5. L’urgence justifie que soit prononcée la suspension d’un acte administratif lorsque l’exécution de celui-ci porte atteinte, de manière suffisamment grave et immédiate, à un intérêt public, à la situation du requérant ou aux intérêts qu’il entend défendre. Il appartient au juge des référés d’apprécier concrètement, compte tenu des éléments fournis par le requérant, si les effets de l’acte litigieux sont de nature à caractériser une urgence justifiant que, sans attendre le jugement de la requête au fond, l’exécution de la décision soit suspendue. L’urgence doit être appréciée objectivement compte tenu de l’ensemble des circonstances de l’affaire.
6. Si pour justifier de l’urgence, M. B soutient que la décision en litige concerne un refus de renouvellement de son titre de séjour salarié et que l’urgence serait ainsi présumée, il résulte toutefois de l’instruction que les précédents titres de séjour de l’intéressé mention « salarié » valables du 27 novembre 2020 au 26 novembre 2021, renouvelés jusqu’au 26 novembre 2022, ont été obtenus sur le fondement de l’article L. 435-1 du code de l’entrée et du séjour des étrangers et du droit d’asile alors même que la demande déposée le 8 novembre 2022, faisant l’objet de la décision en litige, l’a été sur le fondement de l’article L. 421-1 de ce même code. Dans ces conditions, M. B ne peut utilement soutenir être confronté à un refus de renouvellement de titre de séjour et ne saurait dans ces conditions bénéficier de la présomption de l’urgence. En outre, si le requérant fait valoir que son contrat de travail a été suspendu par son employeur à compter du 25 décembre 2024, l’intéressé ne produit toutefois aucune pièce bancaire de nature à évaluer sa situation financière.

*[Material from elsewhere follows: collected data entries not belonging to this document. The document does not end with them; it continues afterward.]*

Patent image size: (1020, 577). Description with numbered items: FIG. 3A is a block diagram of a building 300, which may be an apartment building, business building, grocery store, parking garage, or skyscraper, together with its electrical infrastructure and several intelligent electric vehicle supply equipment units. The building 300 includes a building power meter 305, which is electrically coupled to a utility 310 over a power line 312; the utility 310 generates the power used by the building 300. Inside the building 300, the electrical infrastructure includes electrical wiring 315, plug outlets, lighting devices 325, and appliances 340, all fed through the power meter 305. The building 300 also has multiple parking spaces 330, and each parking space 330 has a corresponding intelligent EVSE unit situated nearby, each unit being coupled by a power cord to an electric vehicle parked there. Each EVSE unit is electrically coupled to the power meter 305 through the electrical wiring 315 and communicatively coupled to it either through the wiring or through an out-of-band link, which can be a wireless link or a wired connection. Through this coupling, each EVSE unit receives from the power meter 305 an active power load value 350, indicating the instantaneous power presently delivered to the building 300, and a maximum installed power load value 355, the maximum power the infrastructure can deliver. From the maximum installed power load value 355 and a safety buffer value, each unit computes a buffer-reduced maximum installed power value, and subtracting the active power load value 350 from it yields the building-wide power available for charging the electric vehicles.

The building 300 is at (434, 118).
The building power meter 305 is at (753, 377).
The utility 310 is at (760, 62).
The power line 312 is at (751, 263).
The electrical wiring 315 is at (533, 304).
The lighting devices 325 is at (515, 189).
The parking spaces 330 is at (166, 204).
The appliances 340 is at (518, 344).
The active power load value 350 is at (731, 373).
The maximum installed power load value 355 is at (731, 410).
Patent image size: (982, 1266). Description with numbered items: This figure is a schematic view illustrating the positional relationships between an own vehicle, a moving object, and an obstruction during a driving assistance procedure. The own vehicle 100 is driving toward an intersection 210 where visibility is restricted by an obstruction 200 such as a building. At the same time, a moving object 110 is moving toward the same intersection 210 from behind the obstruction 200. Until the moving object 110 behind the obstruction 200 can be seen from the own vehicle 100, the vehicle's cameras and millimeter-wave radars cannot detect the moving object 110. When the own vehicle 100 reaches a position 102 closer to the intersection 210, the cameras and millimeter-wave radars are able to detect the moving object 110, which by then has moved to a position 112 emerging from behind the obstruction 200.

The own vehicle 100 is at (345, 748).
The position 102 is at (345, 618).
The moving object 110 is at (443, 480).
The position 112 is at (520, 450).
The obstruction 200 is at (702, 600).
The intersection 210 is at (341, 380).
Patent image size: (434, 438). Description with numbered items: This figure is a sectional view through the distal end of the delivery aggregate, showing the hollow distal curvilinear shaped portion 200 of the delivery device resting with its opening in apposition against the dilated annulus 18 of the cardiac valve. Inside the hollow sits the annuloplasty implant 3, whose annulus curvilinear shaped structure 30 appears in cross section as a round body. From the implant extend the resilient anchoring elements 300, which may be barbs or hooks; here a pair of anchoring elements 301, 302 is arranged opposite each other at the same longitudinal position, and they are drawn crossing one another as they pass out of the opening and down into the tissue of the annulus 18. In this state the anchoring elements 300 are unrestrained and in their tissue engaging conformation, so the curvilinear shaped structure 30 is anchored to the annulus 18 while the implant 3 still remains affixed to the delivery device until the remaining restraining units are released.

Dans ces conditions, il n’établit pas l’existence d’une situation d’urgence au sens des dispositions précitées. Par suite, la condition tenant à l’urgence prévue à l’article L. 521-1 du code de justice administrative ne peut être regardée comme remplie.
7. Il s’ensuit que les conclusions à fin de suspension des effets de la décision en litige doivent être rejetées suivant la procédure de l’article L. 522-3 du code de justice administrative, sans qu’il soit besoin d’apprécier si les moyens invoqués seraient de nature à faire naître un doute sérieux sur leur légalité. Par suite, les conclusions aux fins d’injonctions ainsi que celles relatives aux frais d’instance doivent également être rejetées.
ORDONNE :
Article 1er : M. B est admis à titre provisoire au bénéfice de l’aide juridictionnelle.
Article 2 : Le surplus des conclusions de la requête est rejeté.
Article 3 : La présente ordonnance sera notifiée à M. A B.
Copie en sera adressée à la préfète de l’Essonne.
Fait à Versailles, le 6 janvier 2025.
Le juge des référés,
signé
P. Fraisseix
La République mande et ordonne au ministre de l’intérieur en ce qui le concerne ou à tous commissaires de justice à ce requis en ce qui concerne les voies de droit commun, contre les parties privées, de pourvoir l’exécution de la présente décision.